Alone she stands there, surrounded by family and friends. The room is filled to the brim with grieving hearts waiting to burst through the seams of the doors to the outside.
Without the one person that had always stood next to her she is alone, even with the family that brushes by her shoulders and whispers their condolences in hopes to relieve some of her pain, her grief, her hurt.
It's not the same.
Still, she stands alone.
I only know what the pictures tell me. The wedding photo of two young lovers wrapped in each others arms, locked in each others gaze. The two sets of hands on a new born baby boy draped in terry cloth blankets, nestled deep in his mothers bosom.
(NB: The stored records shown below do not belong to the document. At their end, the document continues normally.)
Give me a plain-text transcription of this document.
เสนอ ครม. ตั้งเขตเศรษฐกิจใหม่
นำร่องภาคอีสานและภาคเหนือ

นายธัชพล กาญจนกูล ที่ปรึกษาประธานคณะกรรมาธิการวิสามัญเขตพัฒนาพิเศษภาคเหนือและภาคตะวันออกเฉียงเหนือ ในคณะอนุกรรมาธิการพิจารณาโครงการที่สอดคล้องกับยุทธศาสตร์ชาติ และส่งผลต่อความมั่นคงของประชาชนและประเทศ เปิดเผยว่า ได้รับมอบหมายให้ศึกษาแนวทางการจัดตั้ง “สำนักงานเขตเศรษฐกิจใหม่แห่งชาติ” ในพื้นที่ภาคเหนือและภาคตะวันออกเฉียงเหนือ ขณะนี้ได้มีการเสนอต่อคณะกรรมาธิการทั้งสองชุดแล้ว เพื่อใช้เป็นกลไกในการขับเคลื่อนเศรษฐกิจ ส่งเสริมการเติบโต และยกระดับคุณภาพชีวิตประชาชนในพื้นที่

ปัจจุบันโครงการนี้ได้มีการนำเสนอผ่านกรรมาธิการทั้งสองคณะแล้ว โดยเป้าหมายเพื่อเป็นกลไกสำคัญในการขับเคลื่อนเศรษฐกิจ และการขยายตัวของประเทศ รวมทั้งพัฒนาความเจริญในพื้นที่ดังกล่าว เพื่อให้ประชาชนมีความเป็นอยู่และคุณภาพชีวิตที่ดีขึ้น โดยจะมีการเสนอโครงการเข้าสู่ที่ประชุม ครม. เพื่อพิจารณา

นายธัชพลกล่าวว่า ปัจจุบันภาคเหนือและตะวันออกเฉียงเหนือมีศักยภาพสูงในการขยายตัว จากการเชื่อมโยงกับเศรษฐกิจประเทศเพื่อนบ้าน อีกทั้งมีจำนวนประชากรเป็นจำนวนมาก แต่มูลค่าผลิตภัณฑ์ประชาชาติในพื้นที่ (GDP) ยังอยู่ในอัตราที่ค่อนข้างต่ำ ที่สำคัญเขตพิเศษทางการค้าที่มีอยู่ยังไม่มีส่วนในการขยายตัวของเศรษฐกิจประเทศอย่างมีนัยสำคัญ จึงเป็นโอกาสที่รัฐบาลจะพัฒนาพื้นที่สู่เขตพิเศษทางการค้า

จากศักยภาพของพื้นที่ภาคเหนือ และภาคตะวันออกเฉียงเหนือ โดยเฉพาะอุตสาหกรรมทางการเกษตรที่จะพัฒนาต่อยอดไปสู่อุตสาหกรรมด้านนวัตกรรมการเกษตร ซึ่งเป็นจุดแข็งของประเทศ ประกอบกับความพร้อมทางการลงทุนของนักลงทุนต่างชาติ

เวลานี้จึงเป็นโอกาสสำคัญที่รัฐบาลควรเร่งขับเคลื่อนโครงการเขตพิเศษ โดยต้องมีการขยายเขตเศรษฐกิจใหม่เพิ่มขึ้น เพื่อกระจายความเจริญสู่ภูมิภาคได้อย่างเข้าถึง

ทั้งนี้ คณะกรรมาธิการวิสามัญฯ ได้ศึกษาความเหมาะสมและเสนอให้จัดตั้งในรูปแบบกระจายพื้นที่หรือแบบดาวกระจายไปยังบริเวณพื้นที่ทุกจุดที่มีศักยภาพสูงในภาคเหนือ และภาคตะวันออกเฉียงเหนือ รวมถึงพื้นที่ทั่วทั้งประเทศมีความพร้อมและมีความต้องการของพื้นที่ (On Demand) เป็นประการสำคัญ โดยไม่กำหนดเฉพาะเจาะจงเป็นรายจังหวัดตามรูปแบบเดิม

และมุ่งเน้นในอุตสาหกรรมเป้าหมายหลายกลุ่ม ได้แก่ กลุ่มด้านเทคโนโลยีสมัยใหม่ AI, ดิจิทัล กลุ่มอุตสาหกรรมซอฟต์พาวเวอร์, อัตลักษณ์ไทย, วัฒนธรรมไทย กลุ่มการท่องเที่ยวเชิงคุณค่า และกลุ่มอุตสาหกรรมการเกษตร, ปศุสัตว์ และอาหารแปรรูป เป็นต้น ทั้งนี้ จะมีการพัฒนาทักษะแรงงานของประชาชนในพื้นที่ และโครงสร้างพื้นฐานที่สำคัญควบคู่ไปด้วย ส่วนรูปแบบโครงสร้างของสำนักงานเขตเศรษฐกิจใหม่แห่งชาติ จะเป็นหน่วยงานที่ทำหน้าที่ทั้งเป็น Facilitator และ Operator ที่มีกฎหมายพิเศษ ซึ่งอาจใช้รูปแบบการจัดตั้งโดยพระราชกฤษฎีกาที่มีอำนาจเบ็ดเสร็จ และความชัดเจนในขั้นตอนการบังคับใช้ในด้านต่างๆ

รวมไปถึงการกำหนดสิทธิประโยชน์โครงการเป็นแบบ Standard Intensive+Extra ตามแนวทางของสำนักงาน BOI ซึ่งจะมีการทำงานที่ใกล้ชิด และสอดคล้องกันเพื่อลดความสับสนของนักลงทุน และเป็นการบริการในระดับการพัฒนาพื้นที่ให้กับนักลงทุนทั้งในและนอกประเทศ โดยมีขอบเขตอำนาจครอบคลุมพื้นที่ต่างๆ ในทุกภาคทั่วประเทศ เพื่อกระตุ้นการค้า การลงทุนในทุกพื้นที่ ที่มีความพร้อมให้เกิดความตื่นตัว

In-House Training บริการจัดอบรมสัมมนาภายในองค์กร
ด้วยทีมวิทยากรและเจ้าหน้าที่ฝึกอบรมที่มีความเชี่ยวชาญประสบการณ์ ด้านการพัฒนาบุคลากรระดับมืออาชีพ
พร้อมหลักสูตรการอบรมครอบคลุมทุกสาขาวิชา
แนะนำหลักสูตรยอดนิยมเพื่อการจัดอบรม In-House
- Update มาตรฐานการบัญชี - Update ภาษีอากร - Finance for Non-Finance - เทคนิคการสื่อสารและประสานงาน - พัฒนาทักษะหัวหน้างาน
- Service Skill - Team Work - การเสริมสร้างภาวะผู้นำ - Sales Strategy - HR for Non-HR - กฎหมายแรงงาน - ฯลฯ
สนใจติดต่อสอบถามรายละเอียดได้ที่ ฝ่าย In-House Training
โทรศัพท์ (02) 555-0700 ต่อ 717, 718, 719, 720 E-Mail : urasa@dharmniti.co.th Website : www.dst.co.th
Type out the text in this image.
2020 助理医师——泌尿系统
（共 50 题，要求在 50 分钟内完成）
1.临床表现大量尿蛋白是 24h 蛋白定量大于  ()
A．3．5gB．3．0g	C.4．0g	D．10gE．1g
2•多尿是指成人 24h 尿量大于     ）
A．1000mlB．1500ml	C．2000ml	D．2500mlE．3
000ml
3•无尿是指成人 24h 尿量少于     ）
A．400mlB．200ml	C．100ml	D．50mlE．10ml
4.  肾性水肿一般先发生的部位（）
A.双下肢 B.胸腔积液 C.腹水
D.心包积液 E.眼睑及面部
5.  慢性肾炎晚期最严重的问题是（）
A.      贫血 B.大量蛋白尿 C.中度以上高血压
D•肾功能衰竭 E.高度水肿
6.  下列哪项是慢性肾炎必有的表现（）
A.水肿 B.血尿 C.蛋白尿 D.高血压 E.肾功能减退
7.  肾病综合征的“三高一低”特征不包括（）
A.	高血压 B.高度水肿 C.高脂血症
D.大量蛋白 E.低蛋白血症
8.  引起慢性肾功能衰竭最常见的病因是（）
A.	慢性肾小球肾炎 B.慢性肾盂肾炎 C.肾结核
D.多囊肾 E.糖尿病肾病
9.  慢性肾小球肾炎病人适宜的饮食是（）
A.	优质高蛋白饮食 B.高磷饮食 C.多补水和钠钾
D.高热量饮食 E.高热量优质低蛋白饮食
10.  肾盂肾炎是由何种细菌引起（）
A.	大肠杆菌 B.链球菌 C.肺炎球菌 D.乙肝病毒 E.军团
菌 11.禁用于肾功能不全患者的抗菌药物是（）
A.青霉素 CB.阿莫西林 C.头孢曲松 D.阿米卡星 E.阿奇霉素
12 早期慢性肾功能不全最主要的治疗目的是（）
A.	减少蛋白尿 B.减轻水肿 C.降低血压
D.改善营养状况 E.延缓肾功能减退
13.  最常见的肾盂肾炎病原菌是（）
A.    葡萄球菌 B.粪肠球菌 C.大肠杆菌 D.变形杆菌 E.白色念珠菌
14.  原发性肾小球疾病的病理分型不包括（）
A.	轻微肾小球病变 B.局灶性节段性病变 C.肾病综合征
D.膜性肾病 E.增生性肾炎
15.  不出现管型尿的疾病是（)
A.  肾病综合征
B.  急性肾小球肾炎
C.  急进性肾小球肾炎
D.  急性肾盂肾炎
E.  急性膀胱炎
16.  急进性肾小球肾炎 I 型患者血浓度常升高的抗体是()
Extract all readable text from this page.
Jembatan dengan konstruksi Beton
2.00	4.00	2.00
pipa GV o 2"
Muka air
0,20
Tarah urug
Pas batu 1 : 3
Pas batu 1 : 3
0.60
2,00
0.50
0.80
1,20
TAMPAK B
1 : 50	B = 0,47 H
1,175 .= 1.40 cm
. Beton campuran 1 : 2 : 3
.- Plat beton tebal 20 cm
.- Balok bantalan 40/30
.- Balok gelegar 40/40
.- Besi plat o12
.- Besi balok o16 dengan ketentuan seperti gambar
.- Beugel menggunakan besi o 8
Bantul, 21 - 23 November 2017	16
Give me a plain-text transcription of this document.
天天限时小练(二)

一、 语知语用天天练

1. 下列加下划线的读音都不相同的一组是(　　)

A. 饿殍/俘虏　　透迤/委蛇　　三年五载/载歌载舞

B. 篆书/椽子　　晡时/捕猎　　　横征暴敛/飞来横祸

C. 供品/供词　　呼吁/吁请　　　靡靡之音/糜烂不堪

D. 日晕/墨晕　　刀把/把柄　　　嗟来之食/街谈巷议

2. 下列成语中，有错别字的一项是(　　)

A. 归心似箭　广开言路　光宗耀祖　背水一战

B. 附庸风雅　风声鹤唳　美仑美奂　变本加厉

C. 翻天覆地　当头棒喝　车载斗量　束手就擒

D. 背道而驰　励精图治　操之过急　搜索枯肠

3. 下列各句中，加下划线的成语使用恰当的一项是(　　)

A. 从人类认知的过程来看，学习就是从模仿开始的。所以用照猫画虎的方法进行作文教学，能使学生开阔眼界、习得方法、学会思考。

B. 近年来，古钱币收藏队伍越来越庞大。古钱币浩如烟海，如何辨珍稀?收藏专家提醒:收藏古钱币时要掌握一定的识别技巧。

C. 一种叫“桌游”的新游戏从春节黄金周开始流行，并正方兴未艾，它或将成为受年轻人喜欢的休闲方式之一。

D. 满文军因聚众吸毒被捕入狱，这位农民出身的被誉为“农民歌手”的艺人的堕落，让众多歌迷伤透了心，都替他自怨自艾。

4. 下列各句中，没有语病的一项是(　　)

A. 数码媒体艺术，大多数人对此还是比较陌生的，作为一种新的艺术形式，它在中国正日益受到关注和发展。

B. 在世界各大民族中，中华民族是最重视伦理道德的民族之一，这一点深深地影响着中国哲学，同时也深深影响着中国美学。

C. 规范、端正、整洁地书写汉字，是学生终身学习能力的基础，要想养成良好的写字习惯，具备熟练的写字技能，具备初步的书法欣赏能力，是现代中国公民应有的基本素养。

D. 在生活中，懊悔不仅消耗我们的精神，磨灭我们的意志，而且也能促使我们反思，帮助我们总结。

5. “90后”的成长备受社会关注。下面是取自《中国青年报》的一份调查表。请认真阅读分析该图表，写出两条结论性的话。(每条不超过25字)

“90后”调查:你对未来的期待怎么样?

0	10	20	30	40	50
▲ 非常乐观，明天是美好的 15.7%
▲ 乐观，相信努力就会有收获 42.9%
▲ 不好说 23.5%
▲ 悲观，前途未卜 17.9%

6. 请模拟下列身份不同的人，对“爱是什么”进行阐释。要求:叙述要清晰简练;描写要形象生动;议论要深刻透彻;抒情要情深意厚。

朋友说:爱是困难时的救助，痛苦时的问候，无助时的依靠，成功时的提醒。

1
The wrinkled hands feeding each other the sweet homemade cake that only a 50th anniversary could provide.
All of this is gone and now she stands alone.
"He hadn't know me since January 23rd," she told me as she sheepishly stole glances at him. "He lost so much weight that I hardly recognize him, but they made him look really good. He looks real good. Don't he?" Her eyes met mine for a brief moment as she quietly walked into another room full of hard-backed wooden chairs.
She sat in the front row, sandwiched between her remaining son and his wife. With their arms around the top of her frame, her quiet sobs ultimately became silent as the pastor began the service.
"From what I was able to learn about Bob, I would say that he was the definition of a truly great man of God. Death for him was not an end, but rather a beginning of a life we here on Earth can only hope for."
Her shudders of pain quickly turned into nods of affirmation as if thinking to herself, "He was a good man. He is with God. I will see him again. I will not stand alone forever."